I know how bad you want to get revenge on a narcissist.
Believe me, I know.
You’re probably not even a vengeful person! If you were, you probably wouldn’t be here because a narcissist would have found you an undesirable partner.
So where has all of this come from? What do you do with all of these feelings?
There’s some sort of indignity in everything you’re going through right now. So many emotions, so much loss.
It’s not just that they lie. It’s not just that they cheat. It’s not even that they degrade and humiliate us, purposely trying to hurt us. It’s that they intentionally gained our trust first before doing these things. It’s that they knowingly hurt us and looked us in the eyes while doing it. It’s that they made us look and feel as if there is something wrong with us for feeling hurt and angry over being treated this way and make themselves out to be the victims. It’s that they move on so quickly, completely unscathed by a relationship that left us in emotional tatters.
We’re left astounded by the magnitude of the wrongs done to us.
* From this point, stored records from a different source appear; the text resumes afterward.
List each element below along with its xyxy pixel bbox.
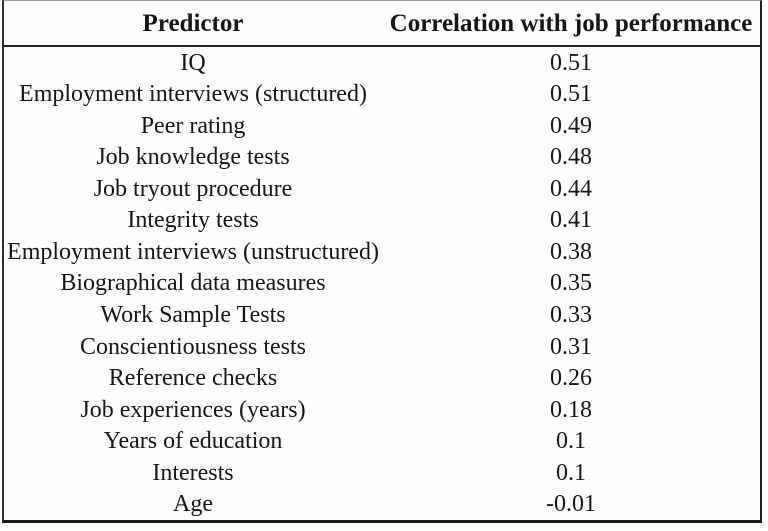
predictor-correlation-table: Predictor Correlation with job performan… bbox=[2, 0, 762, 523]
correlation-cell: 0.38 bbox=[550, 238, 592, 265]
table-row: Reference checks 0.26 bbox=[4, 362, 760, 394]
correlation-cell: 0.26 bbox=[550, 365, 592, 392]
predictor-cell: Integrity tests bbox=[127, 207, 259, 234]
predictor-cell: Employment interviews (unstructured) bbox=[7, 238, 379, 265]
table-row: Employment interviews (unstructured) 0.3… bbox=[4, 236, 760, 268]
correlation-cell: 0.49 bbox=[550, 112, 592, 139]
correlation-cell: 0.48 bbox=[550, 144, 592, 171]
table-body: IQ 0.51 Employment interviews (structure… bbox=[4, 47, 760, 520]
table-row: Biographical data measures 0.35 bbox=[4, 268, 760, 300]
predictor-cell: Interests bbox=[152, 459, 234, 486]
predictor-cell: Biographical data measures bbox=[60, 270, 326, 297]
correlation-cell: 0.41 bbox=[550, 207, 592, 234]
correlation-cell: 0.18 bbox=[550, 396, 592, 423]
predictor-cell: IQ bbox=[180, 49, 206, 76]
table-row: Peer rating 0.49 bbox=[4, 110, 760, 142]
table-row: Interests 0.1 bbox=[4, 457, 760, 489]
table-row: Age -0.01 bbox=[4, 488, 760, 520]
table-row: Job experiences (years) 0.18 bbox=[4, 394, 760, 426]
table-row: Integrity tests 0.41 bbox=[4, 205, 760, 237]
predictor-cell: Reference checks bbox=[108, 365, 278, 392]
predictor-cell: Peer rating bbox=[140, 112, 246, 139]
table-row: Work Sample Tests 0.33 bbox=[4, 299, 760, 331]
correlation-cell: 0.1 bbox=[556, 459, 586, 486]
correlation-cell: 0.33 bbox=[550, 302, 592, 329]
table-row: IQ 0.51 bbox=[4, 47, 760, 79]
header-correlation: Correlation with job performance bbox=[389, 9, 753, 37]
header-predictor: Predictor bbox=[142, 9, 244, 37]
correlation-cell: 0.51 bbox=[550, 49, 592, 76]
correlation-cell: 0.51 bbox=[550, 81, 592, 108]
predictor-cell: Age bbox=[173, 491, 213, 518]
correlation-cell: 0.1 bbox=[556, 428, 586, 455]
predictor-cell: Job knowledge tests bbox=[96, 144, 290, 171]
correlation-cell: 0.31 bbox=[550, 333, 592, 360]
table-row: Job knowledge tests 0.48 bbox=[4, 142, 760, 174]
correlation-cell: 0.44 bbox=[550, 175, 592, 202]
predictor-cell: Employment interviews (structured) bbox=[19, 81, 367, 108]
table-header-row: Predictor Correlation with job performan… bbox=[4, 1, 760, 47]
predictor-cell: Job tryout procedure bbox=[93, 175, 293, 202]
table-row: Years of education 0.1 bbox=[4, 425, 760, 457]
predictor-cell: Conscientiousness tests bbox=[80, 333, 306, 360]
predictor-cell: Years of education bbox=[103, 428, 283, 455]
correlation-cell: 0.35 bbox=[550, 270, 592, 297]
predictor-cell: Work Sample Tests bbox=[100, 302, 286, 329]
predictor-cell: Job experiences (years) bbox=[80, 396, 306, 423]
table-row: Employment interviews (structured) 0.51 bbox=[4, 79, 760, 111]
correlation-cell: -0.01 bbox=[546, 491, 596, 518]
table-row: Conscientiousness tests 0.31 bbox=[4, 331, 760, 363]
table-row: Job tryout procedure 0.44 bbox=[4, 173, 760, 205]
There may be material loss as well, and we may be dealing with financial or legal consequences or struggling to put our lives back together after our stability has been disrupted in areas such as our housing or jobs.
Yes, I know… there’s a part of us that wants to see it all come crashing down for them. How is it possible that we gave them everything and they can walk away, not only as if it doesn’t matter, not only leaving us with so little, but with so many around them not even knowing or understanding what happened?
So we are left wondering: is there any way to make them feel the consequences of their actions?